Solution – Abstracting Infra Management Affordably
With Chegg running their microservices on stateless containers, using Spot Elastigroup to automate spot instance provisioning and management for their ECS workload, was a no-brainer.
Spot’s enterprise-level SLAs and “pay-as-you-save” pricing model made it an easy sell to both the Finance and Operations teams.
Chegg started using Spot in 2016, with a 70% EC2 cost reduction achieved in a short time. Their operations team, now free from “micro-managing” all the infra, could handle more critical issues, while the engineering team was coding and launching containers at will.
“Spot abstracts away all the nitty-gritty details of managing spot and reserved instances for ECS, with their support team and online resources providing us with in-depth ECS expertise,” described Evans. He added, “When we want best practices and tips for standing up and managing ECS, Spot is our first call.”
In 2017 AWS conducted around 1,400 EC2 Maintenance Events for the Spectre Intel Patch. This normally would have required Chegg’s operation team to handle the scheduling and execution of those maintenance events.
However, with Spot, all of this was completely automated with business availability and continuity unaffected, and without the usual operational headache.
When it came to understanding the cost of specific ECS Services, Application and Task, Spot provided unrivalled visibility with comprehensive and clear cost allocation dashboards.
Evans concluded, “Chegg’s successful adoption of microservices and containers, in large part, can be attributed to Spot keeping our infra cost and management to a bare minimum.”
Results and Benefits
Some of the benefits that were realized by Chegg include:
Infrastructure Abstraction Freed Up Time for More Important Operations
Whether handling dynamic changes in ECS Tasks and associated resource requests for CPU and Memory, or simply dealing with planned EC2 interruptions, Spot’s workload automation eliminated the need for Chegg’s operations team to manage all the infrastructure configurations.
Over 70% Savings on EC2 with Reliable Usage of Spot and Intelligent Utilization of Unused RIs
Using Spot, Chegg not only optimized their EC2 cost by leveraging spot instances, but was also able to recoup their investment in unused, but fully paid-for, Reserved Instances.
Whenever Spot identified an unused RI, it immediately moved a relevant workload from a spot instance to the RI, thereby generating even greater cost efficiency.
Unparalleled Visualization of ECS Cost and Infra Allocation
As typical for large organizations, keeping track of what various departments and applications are consuming in the cloud, can be a challenge.

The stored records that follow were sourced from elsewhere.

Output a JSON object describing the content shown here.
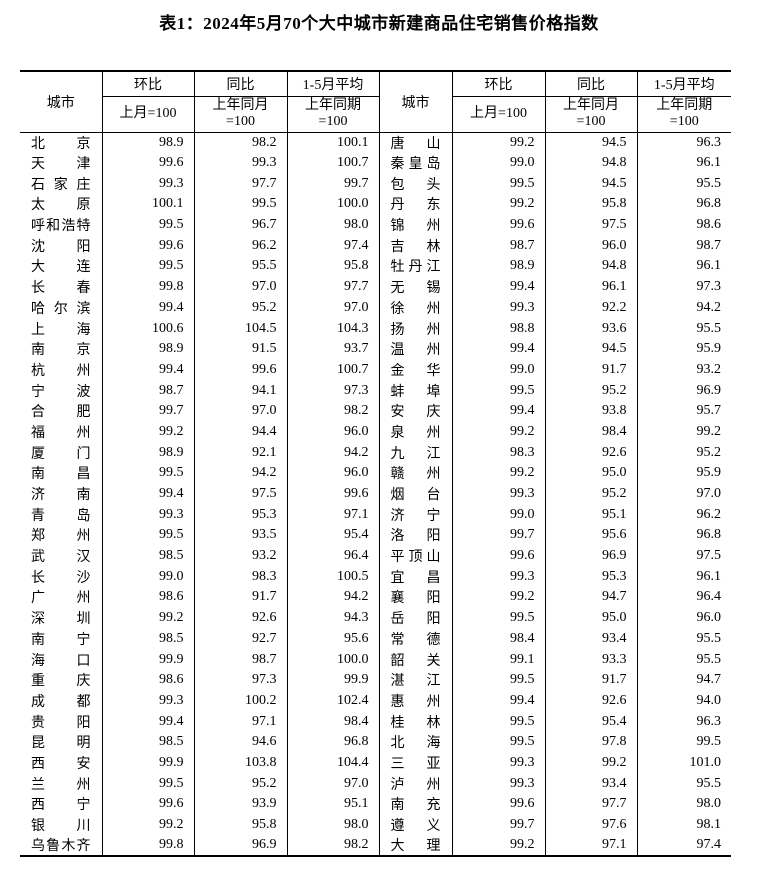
{
  "title": "表1：2024年5月70个大中城市新建商品住宅销售价格指数",
  "table": {
    "city_header": "城市",
    "col_groups": [
      {
        "label": "环比",
        "sub": [
          "上月=100"
        ]
      },
      {
        "label": "同比",
        "sub": [
          "上年同月",
          "=100"
        ]
      },
      {
        "label": "1-5月平均",
        "sub": [
          "上年同期",
          "=100"
        ]
      }
    ],
    "left_rows": [
      {
        "city": "北京",
        "mom": "98.9",
        "yoy": "98.2",
        "avg": "100.1"
      },
      {
        "city": "天津",
        "mom": "99.6",
        "yoy": "99.3",
        "avg": "100.7"
      },
      {
        "city": "石家庄",
        "mom": "99.3",
        "yoy": "97.7",
        "avg": "99.7"
      },
      {
        "city": "太原",
        "mom": "100.1",
        "yoy": "99.5",
        "avg": "100.0"
      },
      {
        "city": "呼和浩特",
        "mom": "99.5",
        "yoy": "96.7",
        "avg": "98.0"
      },
      {
        "city": "沈阳",
        "mom": "99.6",
        "yoy": "96.2",
        "avg": "97.4"
      },
      {
        "city": "大连",
        "mom": "99.5",
        "yoy": "95.5",
        "avg": "95.8"
      },
      {
        "city": "长春",
        "mom": "99.8",
        "yoy": "97.0",
        "avg": "97.7"
      },
      {
        "city": "哈尔滨",
        "mom": "99.4",
        "yoy": "95.2",
        "avg": "97.0"
      },
      {
        "city": "上海",
        "mom": "100.6",
        "yoy": "104.5",
        "avg": "104.3"
      },
      {
        "city": "南京",
        "mom": "98.9",
        "yoy": "91.5",
        "avg": "93.7"
      },
      {
        "city": "杭州",
        "mom": "99.4",
        "yoy": "99.6",
        "avg": "100.7"
      },
      {
        "city": "宁波",
        "mom": "98.7",
        "yoy": "94.1",
        "avg": "97.3"
      },
      {
        "city": "合肥",
        "mom": "99.7",
        "yoy": "97.0",
        "avg": "98.2"
      },
      {
        "city": "福州",
        "mom": "99.2",
        "yoy": "94.4",
        "avg": "96.0"
      },
      {
        "city": "厦门",
        "mom": "98.9",
        "yoy": "92.1",
        "avg": "94.2"
      },
      {
        "city": "南昌",
        "mom": "99.5",
        "yoy": "94.2",
        "avg": "96.0"
      },
      {
        "city": "济南",
        "mom": "99.4",
        "yoy": "97.5",
        "avg": "99.6"
      },
      {
        "city": "青岛",
        "mom": "99.3",
        "yoy": "95.3",
        "avg": "97.1"
      },
      {
        "city": "郑州",
        "mom": "99.5",
        "yoy": "93.5",
        "avg": "95.4"
      },
      {
        "city": "武汉",
        "mom": "98.5",
        "yoy": "93.2",
        "avg": "96.4"
      },
      {
        "city": "长沙",
        "mom": "99.0",
        "yoy": "98.3",
        "avg": "100.5"
      },
      {
        "city": "广州",
        "mom": "98.6",
        "yoy": "91.7",
        "avg": "94.2"
      },
      {
        "city": "深圳",
        "mom": "99.2",
        "yoy": "92.6",
        "avg": "94.3"
      },
      {
        "city": "南宁",
        "mom": "98.5",
        "yoy": "92.7",
        "avg": "95.6"
      },
      {
        "city": "海口",
        "mom": "99.9",
        "yoy": "98.7",
        "avg": "100.0"
      },
      {
        "city": "重庆",
        "mom": "98.6",
        "yoy": "97.3",
        "avg": "99.9"
      },
      {
        "city": "成都",
        "mom": "99.3",
        "yoy": "100.2",
        "avg": "102.4"
      },
      {
        "city": "贵阳",
        "mom": "99.4",
        "yoy": "97.1",
        "avg": "98.4"
      },
      {
        "city": "昆明",
        "mom": "98.5",
        "yoy": "94.6",
        "avg": "96.8"
      },
      {
        "city": "西安",
        "mom": "99.9",
        "yoy": "103.8",
        "avg": "104.4"
      },
      {
        "city": "兰州",
        "mom": "99.5",
        "yoy": "95.2",
        "avg": "97.0"
      },
      {
        "city": "西宁",
        "mom": "99.6",
        "yoy": "93.9",
        "avg": "95.1"
      },
      {
        "city": "银川",
        "mom": "99.2",
        "yoy": "95.8",
        "avg": "98.0"
      },
      {
        "city": "乌鲁木齐",
        "mom": "99.8",
        "yoy": "96.9",
        "avg": "98.2"
      }
    ],
    "right_rows": [
      {
        "city": "唐山",
        "mom": "99.2",
        "yoy": "94.5",
        "avg": "96.3"
      },
      {
        "city": "秦皇岛",
        "mom": "99.0",
        "yoy": "94.8",
        "avg": "96.1"
      },
      {
        "city": "包头",
        "mom": "99.5",
        "yoy": "94.5",
        "avg": "95.5"
      },
      {
        "city": "丹东",
        "mom": "99.2",
        "yoy": "95.8",
        "avg": "96.8"
      },
      {
        "city": "锦州",
        "mom": "99.6",
        "yoy": "97.5",
        "avg": "98.6"
      },
      {
        "city": "吉林",
        "mom": "98.7",
        "yoy": "96.0",
        "avg": "98.7"
      },
      {
        "city": "牡丹江",
        "mom": "98.9",
        "yoy": "94.8",
        "avg": "96.1"
      },
      {
        "city": "无锡",
        "mom": "99.4",
        "yoy": "96.1",
        "avg": "97.3"
      },
      {
        "city": "徐州",
        "mom": "99.3",
        "yoy": "92.2",
        "avg": "94.2"
      },
      {
        "city": "扬州",
        "mom": "98.8",
        "yoy": "93.6",
        "avg": "95.5"
      },
      {
        "city": "温州",
        "mom": "99.4",
        "yoy": "94.5",
        "avg": "95.9"
      },
      {
        "city": "金华",
        "mom": "99.0",
        "yoy": "91.7",
        "avg": "93.2"
      },
      {
        "city": "蚌埠",
        "mom": "99.5",
        "yoy": "95.2",
        "avg": "96.9"
      },
      {
        "city": "安庆",
        "mom": "99.4",
        "yoy": "93.8",
        "avg": "95.7"
      },
      {
        "city": "泉州",
        "mom": "99.2",
        "yoy": "98.4",
        "avg": "99.2"
      },
      {
        "city": "九江",
        "mom": "98.3",
        "yoy": "92.6",
        "avg": "95.2"
      },
      {
        "city": "赣州",
        "mom": "99.2",
        "yoy": "95.0",
        "avg": "95.9"
      },
      {
        "city": "烟台",
        "mom": "99.3",
        "yoy": "95.2",
        "avg": "97.0"
      },
      {
        "city": "济宁",
        "mom": "99.0",
        "yoy": "95.1",
        "avg": "96.2"
      },
      {
        "city": "洛阳",
        "mom": "99.7",
        "yoy": "95.6",
        "avg": "96.8"
      },
      {
        "city": "平顶山",
        "mom": "99.6",
        "yoy": "96.9",
        "avg": "97.5"
      },
      {
        "city": "宜昌",
        "mom": "99.3",
        "yoy": "95.3",
        "avg": "96.1"
      },
      {
        "city": "襄阳",
        "mom": "99.2",
        "yoy": "94.7",
        "avg": "96.4"
      },
      {
        "city": "岳阳",
        "mom": "99.5",
        "yoy": "95.0",
        "avg": "96.0"
      },
      {
        "city": "常德",
        "mom": "98.4",
        "yoy": "93.4",
        "avg": "95.5"
      },
      {
        "city": "韶关",
        "mom": "99.1",
        "yoy": "93.3",
        "avg": "95.5"
      },
      {
        "city": "湛江",
        "mom": "99.5",
        "yoy": "91.7",
        "avg": "94.7"
      },
      {
        "city": "惠州",
        "mom": "99.4",
        "yoy": "92.6",
        "avg": "94.0"
      },
      {
        "city": "桂林",
        "mom": "99.5",
        "yoy": "95.4",
        "avg": "96.3"
      },
      {
        "city": "北海",
        "mom": "99.5",
        "yoy": "97.8",
        "avg": "99.5"
      },
      {
        "city": "三亚",
        "mom": "99.3",
        "yoy": "99.2",
        "avg": "101.0"
      },
      {
        "city": "泸州",
        "mom": "99.3",
        "yoy": "93.4",
        "avg": "95.5"
      },
      {
        "city": "南充",
        "mom": "99.6",
        "yoy": "97.7",
        "avg": "98.0"
      },
      {
        "city": "遵义",
        "mom": "99.7",
        "yoy": "97.6",
        "avg": "98.1"
      },
      {
        "city": "大理",
        "mom": "99.2",
        "yoy": "97.1",
        "avg": "97.4"
      }
    ]
  }
}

But with Spot, the Chegg finance and operations teams had comprehensive visibility into their ECS infra costs and usage broken down by Services, Applications and Tasks, making for easy showback.

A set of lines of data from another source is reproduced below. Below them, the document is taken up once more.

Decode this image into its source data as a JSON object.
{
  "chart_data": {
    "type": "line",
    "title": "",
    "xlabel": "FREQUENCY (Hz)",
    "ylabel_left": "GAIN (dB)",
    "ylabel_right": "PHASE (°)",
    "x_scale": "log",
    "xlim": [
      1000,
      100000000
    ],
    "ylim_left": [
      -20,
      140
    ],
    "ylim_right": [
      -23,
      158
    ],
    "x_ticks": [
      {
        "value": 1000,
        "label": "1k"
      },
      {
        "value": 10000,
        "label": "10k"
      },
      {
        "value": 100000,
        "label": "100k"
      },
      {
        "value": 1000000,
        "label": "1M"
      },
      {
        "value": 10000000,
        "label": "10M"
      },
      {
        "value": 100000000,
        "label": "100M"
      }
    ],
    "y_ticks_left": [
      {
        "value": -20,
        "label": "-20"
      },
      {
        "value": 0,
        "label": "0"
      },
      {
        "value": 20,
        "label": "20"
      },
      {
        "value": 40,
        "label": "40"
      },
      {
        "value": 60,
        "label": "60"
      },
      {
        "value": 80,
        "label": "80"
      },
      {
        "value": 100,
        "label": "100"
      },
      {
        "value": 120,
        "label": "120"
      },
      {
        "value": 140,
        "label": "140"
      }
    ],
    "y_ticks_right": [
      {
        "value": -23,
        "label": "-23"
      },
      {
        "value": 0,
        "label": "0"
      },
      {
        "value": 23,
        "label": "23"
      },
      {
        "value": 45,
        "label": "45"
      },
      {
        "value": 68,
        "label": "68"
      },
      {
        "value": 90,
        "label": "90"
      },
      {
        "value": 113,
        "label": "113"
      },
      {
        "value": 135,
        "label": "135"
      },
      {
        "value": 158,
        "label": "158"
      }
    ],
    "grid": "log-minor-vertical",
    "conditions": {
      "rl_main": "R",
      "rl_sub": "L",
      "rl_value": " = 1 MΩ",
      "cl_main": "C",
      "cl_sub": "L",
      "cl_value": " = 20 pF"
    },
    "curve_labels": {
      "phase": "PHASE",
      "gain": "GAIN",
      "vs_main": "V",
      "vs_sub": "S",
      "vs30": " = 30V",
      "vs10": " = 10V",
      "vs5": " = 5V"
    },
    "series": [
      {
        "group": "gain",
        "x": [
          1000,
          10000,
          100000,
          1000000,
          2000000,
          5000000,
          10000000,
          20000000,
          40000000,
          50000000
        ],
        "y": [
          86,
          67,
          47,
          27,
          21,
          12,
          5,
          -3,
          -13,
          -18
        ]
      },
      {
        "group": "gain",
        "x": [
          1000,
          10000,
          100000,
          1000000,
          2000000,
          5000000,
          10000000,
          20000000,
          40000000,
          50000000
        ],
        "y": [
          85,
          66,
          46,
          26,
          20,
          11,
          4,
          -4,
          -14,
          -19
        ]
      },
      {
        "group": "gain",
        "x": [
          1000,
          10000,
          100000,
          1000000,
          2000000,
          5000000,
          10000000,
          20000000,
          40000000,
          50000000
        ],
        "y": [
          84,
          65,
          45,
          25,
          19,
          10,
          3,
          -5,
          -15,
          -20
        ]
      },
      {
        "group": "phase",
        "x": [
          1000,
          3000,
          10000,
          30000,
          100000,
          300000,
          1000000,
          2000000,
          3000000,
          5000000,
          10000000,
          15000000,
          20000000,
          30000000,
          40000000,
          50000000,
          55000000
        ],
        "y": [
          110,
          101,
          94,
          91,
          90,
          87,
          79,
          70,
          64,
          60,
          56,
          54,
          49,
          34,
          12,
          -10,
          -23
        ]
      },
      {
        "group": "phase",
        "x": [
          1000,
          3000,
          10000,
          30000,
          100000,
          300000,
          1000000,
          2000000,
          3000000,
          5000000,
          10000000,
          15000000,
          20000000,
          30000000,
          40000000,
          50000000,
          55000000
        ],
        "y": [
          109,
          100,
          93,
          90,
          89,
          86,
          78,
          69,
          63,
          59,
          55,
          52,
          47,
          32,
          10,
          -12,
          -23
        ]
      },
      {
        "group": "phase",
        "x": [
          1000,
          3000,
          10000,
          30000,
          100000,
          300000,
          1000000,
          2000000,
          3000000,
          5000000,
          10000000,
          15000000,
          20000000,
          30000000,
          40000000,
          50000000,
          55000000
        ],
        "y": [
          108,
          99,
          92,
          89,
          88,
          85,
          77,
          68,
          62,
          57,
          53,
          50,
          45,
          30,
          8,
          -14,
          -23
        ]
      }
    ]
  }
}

Ongoing Cluster Optimization During Weekly Blue/Green Deployment
With Spot Cluster Roll, modifying AMIs, Startup Scripts, etc. can be accomplished in a single click, with actual Task workload needs, driving the precise deployment of the right amount and type of instances.
Quick Time-to-Value with Full Access to 24/7 Support
The Chegg team received step-by-step guidance from their Spot support and customer success managers, on best practices for standing up their ECS workloads, improving Terraform templates and troubleshooting any issues along the way. This white-glove service helped Chegg achieve rapid cost optimization while erasing the irritating minutiae that their Operations team had to handle in the past.